- Sire: Gala Performance
- Grandsire: Native Dancer
- Dam: Regina
- Damsire: Tulyar
- Sex: Stallion
- Foaled: 1972
- Country: Great Britain
- Colour: Bay
- Trainer: Des McDonogh

Major wins
- Aintree Hurdle (1977, 1978, 1979) Champion Hurdle (1978, 1979) Welsh Champion Hurdle (1979)

Honours
- Monksfield Novice Hurdle at Navan

= Monksfield =

Irish-bred Thoroughbred racehorse

Monksfield (1972–1989) was an entire horse Irish-trained National Hunt racehorse who won the Champion Hurdle in 1978 and 1979. He also won the Aintree Hurdle at Aintree Racecourse three times - including a dead-heat with Night Nurse, one of his two greatest rivals.

Monksfield's dam, Regina, was bred by the Aga Khan. His granddam was Tambara who won the Coronation Stakes at Ascot. His dam sire was the 1952 Derby winner Tulyar.

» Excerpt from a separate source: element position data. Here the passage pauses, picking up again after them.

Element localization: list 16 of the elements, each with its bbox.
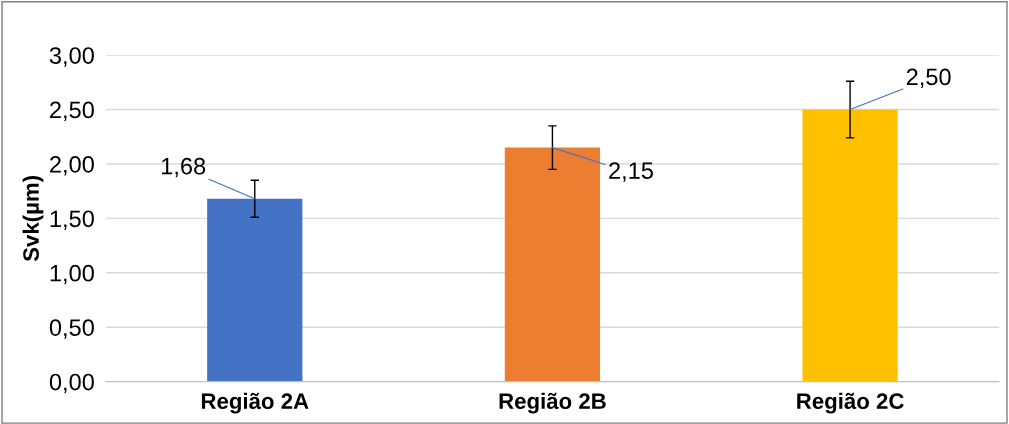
- data-label: 1,68: [162, 157, 206, 178]
- y-tick-label: 2,50: [50, 101, 94, 122]
- y-tick-label: 3,00: [49, 47, 94, 67]
- y-axis-title: Svk(µm): [22, 176, 44, 262]
- bar: [802, 109, 898, 382]
- y-tick-label: 2,00: [50, 156, 94, 176]
- y-tick-label: 1,50: [50, 210, 94, 230]
- x-tick-label: Região 2A: [201, 392, 309, 414]
- y-tick-label: 0,50: [49, 319, 94, 339]
- x-tick-label: Região 2C: [797, 392, 904, 414]
- data-label: 2,15: [609, 162, 653, 182]
- y-tick-label: 0,00: [49, 373, 94, 394]
- bar: [504, 147, 601, 382]
- data-label: 2,50: [906, 68, 951, 89]
- x-tick-label: Região 2B: [499, 392, 606, 414]
- y-tick-label: 1,00: [50, 264, 94, 285]
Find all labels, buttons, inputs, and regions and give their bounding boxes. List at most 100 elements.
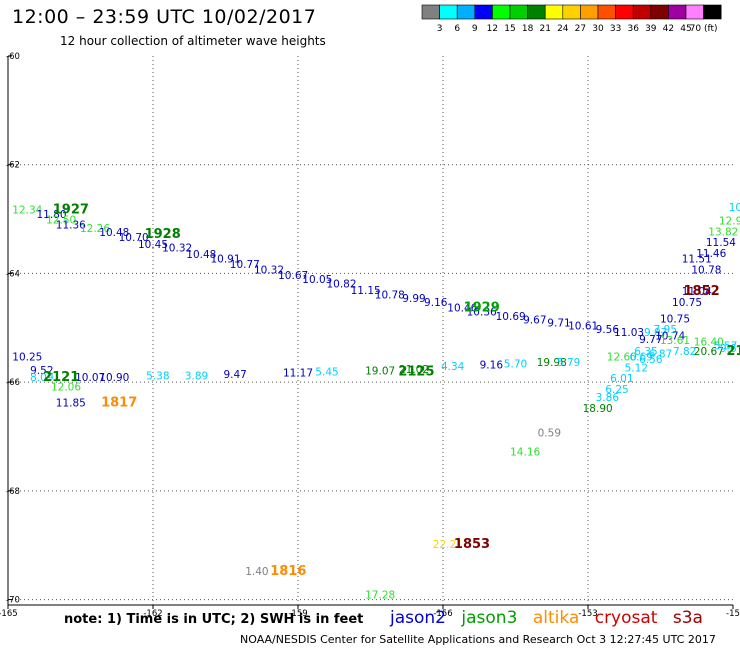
legend-jason3: jason3 — [461, 608, 518, 628]
scale-label: 6 — [454, 24, 460, 34]
wave-height-label: 10.75 — [672, 297, 702, 309]
wave-height-label: 11.36 — [56, 219, 86, 231]
wave-height-label: 6.25 — [605, 384, 628, 396]
legend-jason2: jason2 — [390, 608, 446, 628]
legend-cryosat: cryosat — [594, 608, 658, 628]
scale-label: 33 — [610, 24, 621, 34]
wave-height-label: 10.07 — [75, 372, 105, 384]
wave-height-label: 9.52 — [30, 365, 53, 377]
scale-label: 39 — [645, 24, 657, 34]
wave-height-label: 4.34 — [441, 361, 465, 373]
wave-height-label: 19.98 — [537, 357, 567, 369]
wave-height-label: 18.90 — [583, 403, 613, 415]
wave-height-label: 19.07 — [365, 366, 395, 378]
wave-height-label: 11.85 — [56, 398, 86, 410]
wave-height-label: 10.25 — [12, 351, 42, 363]
wave-height-label: 10 — [729, 202, 740, 214]
footer-credit: NOAA/NESDIS Center for Satellite Applica… — [240, 633, 716, 646]
wave-height-label: 9.99 — [402, 293, 425, 305]
wave-height-label: 11.51 — [682, 254, 712, 266]
wave-height-label: 3.89 — [185, 370, 208, 382]
pass-time-label: 1853 — [454, 537, 490, 552]
scale-label: 42 — [663, 24, 674, 34]
legend-altika: altika — [532, 608, 580, 628]
wave-height-label: 5.79 — [557, 357, 580, 369]
scale-label: 30 — [592, 24, 604, 34]
scale-label: 27 — [575, 24, 586, 34]
scale-swatch — [703, 4, 722, 20]
pass-time-label: 1928 — [145, 227, 181, 242]
pass-time-label: 1929 — [464, 300, 500, 315]
x-tick-label: -153 — [578, 609, 597, 619]
y-tick-label: -62 — [6, 161, 20, 171]
wave-height-label: 6.56 — [639, 354, 663, 366]
wave-height-label: 6.69 — [629, 351, 652, 363]
wave-height-label: 14.16 — [510, 447, 540, 459]
wave-height-label: 6.35 — [634, 346, 657, 358]
wave-height-label: 11.46 — [696, 248, 726, 260]
legend-s3a: s3a — [672, 608, 703, 628]
y-tick-label: -70 — [6, 596, 20, 606]
wave-height-label: 13.61 — [660, 335, 690, 347]
wave-height-label: 7.95 — [654, 324, 677, 336]
satellite-legend: jason2 jason3 altika cryosat s3a — [390, 608, 713, 628]
wave-height-label: 12.50 — [46, 214, 76, 226]
wave-height-label: 12.06 — [51, 381, 81, 393]
wave-height-label: 10.05 — [302, 274, 332, 286]
scale-label: 9 — [472, 24, 478, 34]
pass-time-label: 1927 — [53, 203, 89, 218]
pass-time-label: 21. — [726, 344, 740, 359]
scale-label: 3 — [437, 24, 443, 34]
wave-height-label: 12.34 — [12, 205, 42, 217]
units-note: note: 1) Time is in UTC; 2) SWH is in fe… — [64, 612, 364, 627]
wave-height-label: 16.40 — [694, 337, 724, 349]
y-tick-label: -64 — [6, 269, 20, 279]
wave-height-label: 9.6 — [720, 343, 737, 355]
wave-height-label: 10.46 — [447, 302, 477, 314]
wave-height-label: 10.91 — [210, 254, 240, 266]
wave-height-label: 5.57 — [714, 341, 737, 353]
scale-label: 24 — [557, 24, 569, 34]
wave-height-label: 5.45 — [315, 367, 338, 379]
wave-height-label: 5.12 — [625, 362, 648, 374]
wave-height-label: 6.87 — [649, 349, 672, 361]
wave-height-label: 8.09 — [30, 372, 53, 384]
wave-height-label: 11.54 — [706, 237, 736, 249]
wave-height-label: 10.75 — [660, 313, 690, 325]
wave-height-label: 9.47 — [223, 369, 246, 381]
wave-height-label: 11.03 — [614, 327, 644, 339]
wave-height-label: 21.02 — [399, 364, 429, 376]
wave-height-label: 12.9 — [719, 216, 740, 228]
x-tick-label: -165 — [0, 609, 18, 619]
wave-height-label: 10.69 — [496, 311, 526, 323]
wave-height-label: 11.17 — [283, 368, 313, 380]
pass-time-label: 2121 — [43, 370, 79, 385]
scale-label: 45 — [680, 24, 691, 34]
pass-time-label: 1817 — [101, 396, 137, 411]
wave-height-label: 10.82 — [326, 279, 356, 291]
wave-height-label: 0.59 — [538, 427, 561, 439]
wave-height-label: 7.82 — [673, 346, 696, 358]
pass-time-label: 1816 — [270, 564, 306, 579]
wave-height-label: 10.67 — [278, 270, 308, 282]
wave-height-label: 20.67 — [694, 346, 724, 358]
wave-height-label: 9.56 — [596, 324, 620, 336]
wave-height-label: 10.36 — [467, 306, 497, 318]
y-tick-label: -66 — [6, 378, 20, 388]
wave-height-label: 9.67 — [523, 314, 546, 326]
wave-height-label: 9.16 — [424, 297, 448, 309]
pass-time-label: 2125 — [398, 365, 434, 380]
wave-height-label: 5.38 — [146, 370, 169, 382]
wave-height-label: 10.78 — [375, 289, 405, 301]
wave-height-label: 10.48 — [99, 227, 129, 239]
wave-height-label: 11.15 — [351, 285, 381, 297]
wave-height-label: 12.60 — [607, 351, 637, 363]
x-tick-label: -162 — [143, 609, 162, 619]
wave-height-label: 12.26 — [80, 223, 110, 235]
scale-label: 12 — [487, 24, 498, 34]
wave-height-label: 10.48 — [186, 249, 216, 261]
y-tick-label: -68 — [6, 487, 20, 497]
wave-height-label: 17.28 — [365, 589, 395, 601]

Monksfield cost his Irish trainer Des McDonogh only 740 guineas as a yearling, but he won five times on the flat to add to his hurdling triumphs. He won four times in his first season hurdling, as well as finishing second in the Triumph Hurdle at Cheltenham. He was runner-up in the 1977 Champion Hurdle behind Night Nurse, but triumphed in 1978, ahead of Sea Pigeon and Night Nurse. The rivalry between Monksfield and Sea Pigeon reached its peak in 1979 and 1980 with Monksfield winning the 1979 Champion Hurdle, and the latter reversing the decision - by seven lengths - a year later. Monksfield died in 1989 after nine years at stud: his best winners included Lakendara, Garrylough, Judge's Fancy and It's a Snip.